А двадцатилетний молодожен Паша, токарь автозавода имени Лихачева, был по-есенински круглолиц, белобрыс, ясноглаз, тих и улыбчив, как полевой одуванчик. Он уходил на работу в шесть утра и приходил в семь вечера, а его Люся — крутобедрая синеглазая молодка поразительной красоты и сочности, с толстой, как початок кукурузы, пшеничной косой и влажными алыми губами — училась в каком-то техникуме и всю вторую половину дня что-то варила и жарила на кухне и встречала своего мужа полным обедом, тремя бутылками пива и непременной поллитровкой «Московской». Я никак не мог вычислить расписания их семейной жизни: Пашка, придя с работы, два часа торчал в туалете, в душе и на кухне, где Люся кормила его и поила. Потом до десяти вечера Пашка обязательно смотрел футбол и «Следствие ведут знатоки», а Люся старательно мыла посуду на кухне. А после десяти из их комнаты уже слышался сладкий Пашкин храп… Наутро Пашка вставал в пять и к шести уже уматывал на работу.

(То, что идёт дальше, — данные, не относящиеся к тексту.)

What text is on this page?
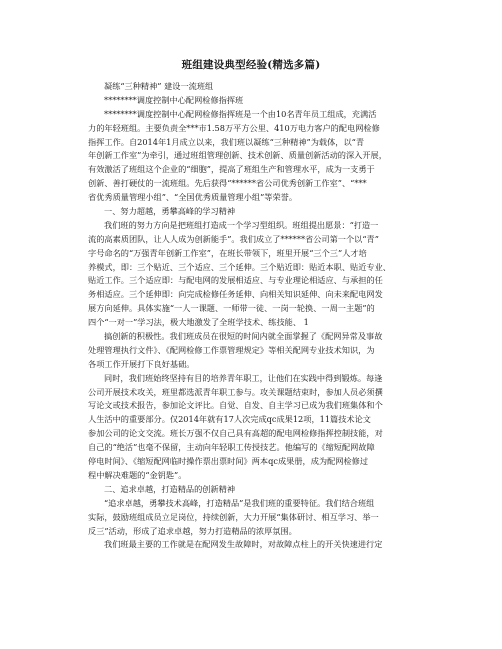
班组建设典型经验(精选多篇)
凝练“三种精神” 建设一流班组
********调度控制中心配网检修指挥班
********调度控制中心配网检修指挥班是一个由10名青年员工组成，充满活
力的年轻班组。主要负责全***市1.58万平方公里、410万电力客户的配电网检修
指挥工作。自2014年1月成立以来，我们班以凝练“三种精神”为载体，以“青
年创新工作室”为牵引，通过班组管理创新、技术创新、质量创新活动的深入开展，
有效激活了班组这个企业的“细胞”，提高了班组生产和管理水平，成为一支勇于
创新、善打硬仗的一流班组。先后获得“******省公司优秀创新工作室”、“***
省优秀质量管理小组”、“全国优秀质量管理小组”等荣誉。
一、努力超越，勇攀高峰的学习精神
我们班的努力方向是把班组打造成一个学习型组织。班组提出愿景：“打造一
流的高素质团队，让人人成为创新能手”。我们成立了******省公司第一个以“青”
字号命名的“万强青年创新工作室”，在班长带领下，班里开展“三个三”人才培
养模式，即：三个贴近、三个适应、三个延伸。三个贴近即：贴近本职、贴近专业、
贴近工作。三个适应即：与配电网的发展相适应、与专业理论相适应、与承担的任
务相适应。三个延伸即：向完成检修任务延伸、向相关知识延伸、向未来配电网发
展方向延伸。具体实施“一人一课题、一师带一徒、一岗一轮换、一周一主题”的
四个“一对一”学习法，极大地激发了全班学技术、练技能、 1
搞创新的积极性。我们班成员在很短的时间内就全面掌握了《配网异常及事故
处理管理执行文件》、《配网检修工作票管理规定》等相关配网专业技术知识，为
各项工作开展打下良好基础。
同时，我们班始终坚持有目的培养青年职工，让他们在实践中得到锻炼。每逢
公司开展技术攻关，班里都选派青年职工参与。攻关课题结束时，参加人员必须撰
写论文或技术报告，参加论文评比。自觉、自发、自主学习已成为我们班集体和个
人生活中的重要部分。仅2014年就有17人次完成qc成果12项，11篇技术论文
参加公司的论文交流。班长万强不仅自己具有高超的配电网检修指挥控制技能，对
自己的“绝活”也毫不保留，主动向年轻职工传授技艺。他编写的《缩短配网故障
停电时间》、《缩短配网临时操作票出票时间》两本qc成果册，成为配网检修过
程中解决难题的“金钥匙”。
二、追求卓越，打造精品的创新精神
“追求卓越，勇攀技术高峰，打造精品”是我们班的重要特征。我们结合班组
实际，鼓励班组成员立足岗位，持续创新，大力开展“集体研讨、相互学习、举一
反三”活动，形成了追求卓越，努力打造精品的浓厚氛围。
我们班最主要的工作就是在配网发生故障时，对故障点柱上的开关快速进行定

Когда же они занимались тем, чем им положено было заниматься в первую очередь? — не понимал я, невольно (или вольно?) прислушиваясь по ночам к тишине нашей «вороньей слободки». Потому что ночи в этой квартире были — мои, это было единственное время, когда я мог спокойно работать, не прерываемый Васькиным ором, громкими голосами на кухне, телефонным трепом всех обитателей квартиры прямо напротив моей двери и бодрыми песнями Пахмутовой и Добронравова, которыми с утра до ночи заливались радиоточки московского радио в комнатах моих соседей. Правда, по ночам я не мог стучать на машинке, но это было и к лучшему — ночью я писал от руки, а днем перепечатывал начисто, делая поправки. Таким образом даже этот недостаток моего жилья оборачивался достоинством, а помимо него были тут и другие: во-первых, комната, которую я снимал, стоила мне всего пятнадцать рублей в месяц, что в ту пору, то есть до запуска «Открытия» на Свердловской студии, было для меня весьма существенно. А во-вторых, сдала мне эту комнату дочка старухи-соседки, и потому никто из соседей не стучал ни в жэк, ни еще куда-нибудь о том, что я тут живу без прописки.
И вот в одну из таких тихих творческих ночей я раскрыл тайну семейной жизни наших молодоженов, она оказалась проста и банальна — мне достаточно было полениться прикрыть свою дверь, чтобы узнать то, что знали, конечно, все остальные соседи.